The number of planned layoffs at U.S. firms fell in June to its lowest level of the year as employers opted to hold onto existing jobs in a tight labor market where skilled laborers are harder to find, a report released on Thursday showed.
U.S. companies announced 31,105 planned job cuts in June, a 6.0 percent decline from 33,092 in May, according to outplacement consultancy firm Challenger, Gray & Christmas Inc.
The previous month's figure was downwardly revised from 51,692 after Ford Motor Co reported it would cut 1,400 workers, not 20,000, as initially reported.
Overall, June's job cuts were down 19.3 percent from a year earlier, when 38,536 layoffs were announced in June 2016.
"Some companies are not making their layoffs this year, which they might have done if the labor pool wasn't so stretched, especially for skilled labor," John Challenger, chief executive officer of Challenger, Gray and Christmas, told Reuters.
With the unemployment rate at 4.3 percent, its lowest since May 2001, employers are having a harder time finding the talent they need so they keep existing workers, Challenger said.
The slowdown in layoff activity in June is reflected in the year-to-date totals as well, with the number of planned workforce reductions falling by 28 percent to 227,000 in the first six months of 2017 from more than 313,000 in the first half of 2016.
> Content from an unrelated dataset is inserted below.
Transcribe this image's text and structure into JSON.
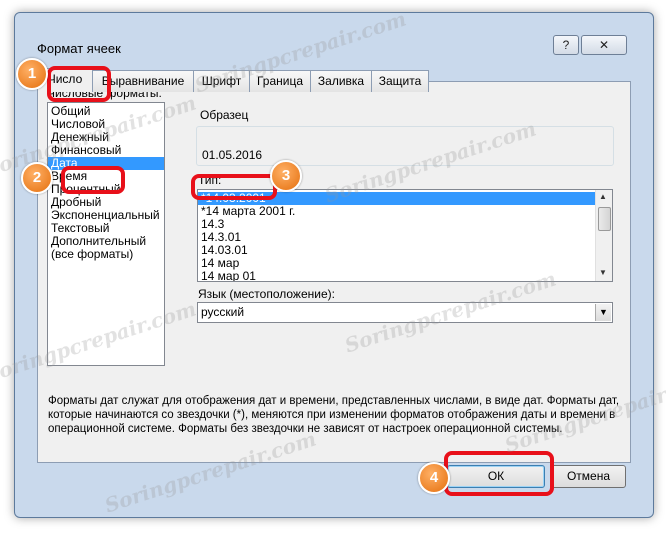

The technology sector, for instance, reported 23,813 job cuts for the first six months of the year, down 52.5 percent from 50,161 announced in the first half of 2016.
One notable exception is in the retail sector, where announced layoffs in the first half of 2016 are the highest since the recession as big chains such as Macy's Inc close stores and companies restructure to focus on online sales.
The sector had announced 60,127 job cuts through June, a 42 percent increase from the 42,095 cuts reported through the first half of 2016. This represents the highest number of layoffs in the first half since 2009, according to Challenger.
Though the retail sector reported over 5,000 store closings this year, the worst of the layoffs may be behind. Challenger said retailers typically trim their staff in the first quarter after the holiday season before they start to expand again.